E para quem tenha a ideia de que é a mesma coisa, importa objetar o seguinte: há muitas situações no direito tributário em que quem é chamado a pagar o imposto não é o sujeito passivo da relação jurídica tributária (a pessoa jurídico-tributária), mas quem detém o património ou a riqueza. O que sucede precisamente nos casos em que certas entidades que relevam como tal no direito tributário não são pessoas de direito privado e, por isso, não podem efetuar pagamentos.
Mas pode – em abstrato – uma sociedade comercial extinta ter personalidade tributária?
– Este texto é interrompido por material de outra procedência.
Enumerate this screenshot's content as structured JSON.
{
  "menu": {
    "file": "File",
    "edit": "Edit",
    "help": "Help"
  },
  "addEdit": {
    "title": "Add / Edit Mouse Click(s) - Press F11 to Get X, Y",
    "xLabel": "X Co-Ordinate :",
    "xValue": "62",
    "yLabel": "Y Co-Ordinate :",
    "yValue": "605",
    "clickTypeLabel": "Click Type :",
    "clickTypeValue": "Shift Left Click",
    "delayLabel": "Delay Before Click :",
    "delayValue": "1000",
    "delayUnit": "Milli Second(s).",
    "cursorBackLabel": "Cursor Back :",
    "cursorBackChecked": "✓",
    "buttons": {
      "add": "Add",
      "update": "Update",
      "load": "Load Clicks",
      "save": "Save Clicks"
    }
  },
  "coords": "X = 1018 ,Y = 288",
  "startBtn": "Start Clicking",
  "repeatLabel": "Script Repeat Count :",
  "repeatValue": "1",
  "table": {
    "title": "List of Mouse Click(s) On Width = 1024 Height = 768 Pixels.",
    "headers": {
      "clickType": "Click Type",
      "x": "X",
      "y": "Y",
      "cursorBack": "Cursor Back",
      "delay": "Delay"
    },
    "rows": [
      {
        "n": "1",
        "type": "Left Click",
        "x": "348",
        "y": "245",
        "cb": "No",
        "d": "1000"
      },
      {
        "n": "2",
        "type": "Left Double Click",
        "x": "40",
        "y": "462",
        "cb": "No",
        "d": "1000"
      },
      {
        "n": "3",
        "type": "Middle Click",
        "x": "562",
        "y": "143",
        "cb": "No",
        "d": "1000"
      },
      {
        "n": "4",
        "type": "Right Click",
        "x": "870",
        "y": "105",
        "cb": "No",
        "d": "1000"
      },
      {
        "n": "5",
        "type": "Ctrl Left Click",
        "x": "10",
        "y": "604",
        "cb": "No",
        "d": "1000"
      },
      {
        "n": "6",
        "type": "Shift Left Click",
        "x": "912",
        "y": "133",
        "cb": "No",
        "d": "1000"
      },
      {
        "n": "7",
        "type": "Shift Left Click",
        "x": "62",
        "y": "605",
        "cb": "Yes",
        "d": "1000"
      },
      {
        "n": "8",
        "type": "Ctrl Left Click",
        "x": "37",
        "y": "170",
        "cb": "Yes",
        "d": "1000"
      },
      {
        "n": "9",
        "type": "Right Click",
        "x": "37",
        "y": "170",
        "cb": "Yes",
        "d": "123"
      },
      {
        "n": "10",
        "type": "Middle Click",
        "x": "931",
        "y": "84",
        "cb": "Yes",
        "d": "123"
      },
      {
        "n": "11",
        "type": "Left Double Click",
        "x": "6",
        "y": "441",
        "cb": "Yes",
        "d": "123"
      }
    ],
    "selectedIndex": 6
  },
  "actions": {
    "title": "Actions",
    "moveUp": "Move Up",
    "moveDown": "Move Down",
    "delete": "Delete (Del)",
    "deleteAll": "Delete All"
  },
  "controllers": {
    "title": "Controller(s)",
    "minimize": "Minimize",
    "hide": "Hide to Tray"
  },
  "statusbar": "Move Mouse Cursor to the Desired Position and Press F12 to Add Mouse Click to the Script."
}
Faz sentido colocar esta questão em abstrato, porque a personalidade judiciária tributária resulta da personalidade tributária – artigo 3.º, n.º 1, da Lei Geral Tributária. O que significará, pelo menos, que não pode ser uma pessoa na relação processual tributária quem não a possa ser, em circunstância alguma, uma pessoa jurídica tributária.
A esta questão deve responder-se afirmativamente. Uma sociedade comercial extinta pode ter personalidade tributária. Desde que possa ser considerada um centro de imputação de atividades económicas para efeitos tributários e os factos económicos respetivos sejam tributáveis.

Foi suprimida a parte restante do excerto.